Por tanto, debemos usar la razón. Tal vez mi nariz no sea igual a la de los demás, quizá mis ojos no sean igual a los de los demás. A lo mejor tengo pronunciada la quijada o las orejas pequeñas. ¿Y qué? ¿Quién puede decir que esto no sea algo bello? Lo bello y lo feo nos ha sido impuesto por Hollywood, ¿pero qué valor tiene en la realidad algo que provenga de Hollywood? Para Dios todos somos únicos y tan valiosos que Dios pagó con la vida de su Hijo para comprarnos. Isaías 43 verso 4 dice: Porque a mis ojos fuiste de gran estima, fuiste honorable, y yo te amé; daré, pues, hombres por ti, y naciones por tu vida.

Podemos conquistar este gigante del complejo de inferioridad usando la razón, pero también necesitamos aplicar Efesios 1:2. La Biblia dice: Gracia y paz a vosotros, de Dios nuestro Padre y del Señor Jesucristo. Podemos confiar en Dios, aceptar su gracia y ser llenos de ella. Podemos apropiarnos de nuestra posición en Cristo. Somos nada más y nada menos que hijos del Rey. Eso no debemos olvidar jamás. Isaías 43 versículo 2 dice: Cuando pases por las aguas, yo estaré contigo; y si por los ríos, no te anegarán. Cuando pases por el fuego, no te quemarás, ni la llama arderá en ti.

En esto descansa nuestro verdadero valor. No en como nos parecemos o en las cosas que tenemos, sino en el eterno amor que Dios tiene para nosotros. Lo que otros piensen de nosotros es asunto de ellos y de ninguna manera afecta el valor que realmente tenemos para con Dios.
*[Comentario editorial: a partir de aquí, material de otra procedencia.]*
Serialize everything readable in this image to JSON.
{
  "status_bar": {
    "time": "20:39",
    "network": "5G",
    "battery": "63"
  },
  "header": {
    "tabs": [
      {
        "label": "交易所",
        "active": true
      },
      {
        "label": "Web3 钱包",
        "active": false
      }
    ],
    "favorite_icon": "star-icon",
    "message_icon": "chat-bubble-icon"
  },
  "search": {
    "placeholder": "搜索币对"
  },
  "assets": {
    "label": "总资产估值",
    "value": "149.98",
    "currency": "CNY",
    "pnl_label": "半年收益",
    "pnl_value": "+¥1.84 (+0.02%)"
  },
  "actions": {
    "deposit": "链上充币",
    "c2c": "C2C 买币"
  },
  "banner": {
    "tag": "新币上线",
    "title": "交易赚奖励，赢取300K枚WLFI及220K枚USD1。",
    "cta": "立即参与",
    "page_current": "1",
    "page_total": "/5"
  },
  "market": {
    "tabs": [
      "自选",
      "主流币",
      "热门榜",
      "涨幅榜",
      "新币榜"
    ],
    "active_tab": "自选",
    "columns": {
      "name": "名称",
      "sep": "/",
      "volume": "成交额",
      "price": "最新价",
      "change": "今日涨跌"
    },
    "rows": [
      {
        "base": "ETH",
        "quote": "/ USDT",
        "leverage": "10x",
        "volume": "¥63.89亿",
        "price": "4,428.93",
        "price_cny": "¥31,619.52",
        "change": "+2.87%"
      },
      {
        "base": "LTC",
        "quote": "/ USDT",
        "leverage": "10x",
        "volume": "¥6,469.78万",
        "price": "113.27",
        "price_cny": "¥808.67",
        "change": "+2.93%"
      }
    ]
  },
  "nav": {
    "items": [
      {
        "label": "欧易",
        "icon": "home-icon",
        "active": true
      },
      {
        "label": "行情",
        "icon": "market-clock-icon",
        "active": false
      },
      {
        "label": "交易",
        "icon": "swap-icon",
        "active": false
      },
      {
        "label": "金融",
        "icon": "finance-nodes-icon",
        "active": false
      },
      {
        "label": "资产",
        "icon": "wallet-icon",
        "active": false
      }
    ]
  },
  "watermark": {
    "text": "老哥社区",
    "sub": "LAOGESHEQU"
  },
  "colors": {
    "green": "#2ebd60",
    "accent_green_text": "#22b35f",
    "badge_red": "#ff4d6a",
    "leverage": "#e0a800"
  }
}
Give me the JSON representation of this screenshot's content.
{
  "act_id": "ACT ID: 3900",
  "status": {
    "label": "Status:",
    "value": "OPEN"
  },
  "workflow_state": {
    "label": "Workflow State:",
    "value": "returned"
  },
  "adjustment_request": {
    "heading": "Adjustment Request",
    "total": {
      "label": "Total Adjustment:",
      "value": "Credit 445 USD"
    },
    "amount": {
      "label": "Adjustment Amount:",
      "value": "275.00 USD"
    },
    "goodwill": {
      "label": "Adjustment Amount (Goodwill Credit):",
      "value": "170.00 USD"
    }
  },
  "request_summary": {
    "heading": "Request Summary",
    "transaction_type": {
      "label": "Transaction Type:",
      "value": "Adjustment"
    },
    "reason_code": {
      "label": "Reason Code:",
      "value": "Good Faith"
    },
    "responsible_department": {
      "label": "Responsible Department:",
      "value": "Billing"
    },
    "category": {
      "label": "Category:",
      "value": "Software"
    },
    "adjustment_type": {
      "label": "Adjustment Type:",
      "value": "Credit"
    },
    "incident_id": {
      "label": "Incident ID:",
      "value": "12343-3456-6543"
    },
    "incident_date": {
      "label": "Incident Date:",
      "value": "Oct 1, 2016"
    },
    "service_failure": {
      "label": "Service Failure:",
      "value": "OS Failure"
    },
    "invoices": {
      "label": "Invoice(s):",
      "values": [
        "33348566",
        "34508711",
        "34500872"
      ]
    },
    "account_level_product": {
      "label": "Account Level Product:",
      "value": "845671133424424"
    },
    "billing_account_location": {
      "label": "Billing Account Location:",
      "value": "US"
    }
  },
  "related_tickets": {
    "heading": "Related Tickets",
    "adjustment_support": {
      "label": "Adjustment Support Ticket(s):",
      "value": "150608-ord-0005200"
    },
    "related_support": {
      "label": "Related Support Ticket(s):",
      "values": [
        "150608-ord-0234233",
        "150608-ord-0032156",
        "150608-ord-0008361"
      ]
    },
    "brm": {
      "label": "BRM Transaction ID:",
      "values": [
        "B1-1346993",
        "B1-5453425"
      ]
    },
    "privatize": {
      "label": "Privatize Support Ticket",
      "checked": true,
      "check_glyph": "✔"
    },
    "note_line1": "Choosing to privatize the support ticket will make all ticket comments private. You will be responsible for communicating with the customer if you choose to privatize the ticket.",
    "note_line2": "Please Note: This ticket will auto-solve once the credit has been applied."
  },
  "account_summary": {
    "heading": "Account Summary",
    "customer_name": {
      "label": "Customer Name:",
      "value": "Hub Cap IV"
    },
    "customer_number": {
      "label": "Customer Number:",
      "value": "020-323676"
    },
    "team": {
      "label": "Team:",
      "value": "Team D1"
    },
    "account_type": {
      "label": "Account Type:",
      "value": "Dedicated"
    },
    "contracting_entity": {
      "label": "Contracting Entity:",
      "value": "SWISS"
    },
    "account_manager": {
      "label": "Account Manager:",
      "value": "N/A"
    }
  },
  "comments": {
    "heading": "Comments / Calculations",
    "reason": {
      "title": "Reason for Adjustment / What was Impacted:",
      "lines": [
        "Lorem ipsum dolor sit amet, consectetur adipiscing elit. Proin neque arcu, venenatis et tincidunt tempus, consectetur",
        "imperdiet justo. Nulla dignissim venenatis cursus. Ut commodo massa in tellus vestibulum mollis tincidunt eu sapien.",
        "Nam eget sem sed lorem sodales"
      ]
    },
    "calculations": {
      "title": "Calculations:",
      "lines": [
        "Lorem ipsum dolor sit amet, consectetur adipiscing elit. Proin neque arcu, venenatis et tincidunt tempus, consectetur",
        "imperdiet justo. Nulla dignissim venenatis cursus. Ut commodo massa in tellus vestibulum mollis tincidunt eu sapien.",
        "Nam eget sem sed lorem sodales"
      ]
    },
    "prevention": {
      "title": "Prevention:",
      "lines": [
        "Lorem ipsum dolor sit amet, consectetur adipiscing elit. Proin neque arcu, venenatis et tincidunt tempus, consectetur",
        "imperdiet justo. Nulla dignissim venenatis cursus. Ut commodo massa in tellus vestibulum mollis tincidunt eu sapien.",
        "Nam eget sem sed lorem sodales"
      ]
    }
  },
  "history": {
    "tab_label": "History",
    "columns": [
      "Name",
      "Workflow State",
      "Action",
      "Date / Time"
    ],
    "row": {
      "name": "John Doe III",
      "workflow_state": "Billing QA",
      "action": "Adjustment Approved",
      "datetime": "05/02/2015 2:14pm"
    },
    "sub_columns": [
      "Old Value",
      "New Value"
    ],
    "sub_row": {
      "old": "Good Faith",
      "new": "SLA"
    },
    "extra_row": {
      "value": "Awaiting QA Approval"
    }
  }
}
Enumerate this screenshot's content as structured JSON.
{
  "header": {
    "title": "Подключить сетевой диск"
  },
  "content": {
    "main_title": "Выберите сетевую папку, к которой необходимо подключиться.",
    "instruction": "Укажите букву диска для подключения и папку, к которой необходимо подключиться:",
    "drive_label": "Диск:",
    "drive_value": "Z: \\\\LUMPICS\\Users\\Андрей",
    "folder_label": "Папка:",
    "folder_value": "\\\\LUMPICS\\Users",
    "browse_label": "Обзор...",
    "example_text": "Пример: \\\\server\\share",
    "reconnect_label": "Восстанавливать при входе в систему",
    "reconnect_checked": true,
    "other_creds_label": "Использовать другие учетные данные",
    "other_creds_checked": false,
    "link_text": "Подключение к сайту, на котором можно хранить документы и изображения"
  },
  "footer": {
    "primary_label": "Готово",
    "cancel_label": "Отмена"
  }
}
Nosotros somos valiosos para Dios y punto.

Los que piensan que somos menos es porque no conocen a nuestro Padre celestial y por tanto no saben la riqueza que nuestro Padre posee. El himno lo dice claramente: “Mi Padre es muy rico, no hay otro igual, los reinos del mundo en sus manos están.”

Antes de terminar, toma tu Biblia y acompáñame a Lucas 12, versos del 6 al 7. La Biblia dice: ¿No se venden cinco pajarillos por dos cuartos? Con todo, ni uno de ellos está olvidado delante de Dios. Pues aun los cabellos de vuestra cabeza están todos contados. No temáis, pues; más valéis vosotros que muchos pajarillos.

Necesitamos atacar con el arma de la fe al gigante del complejo de inferioridad. Cuando lo miramos con los ojos de la fe este poderoso gigante es como una hormiga. No hay necesidad de que un creyente se deje dominar por el gigante del complejo de inferioridad. Que Dios te bendiga.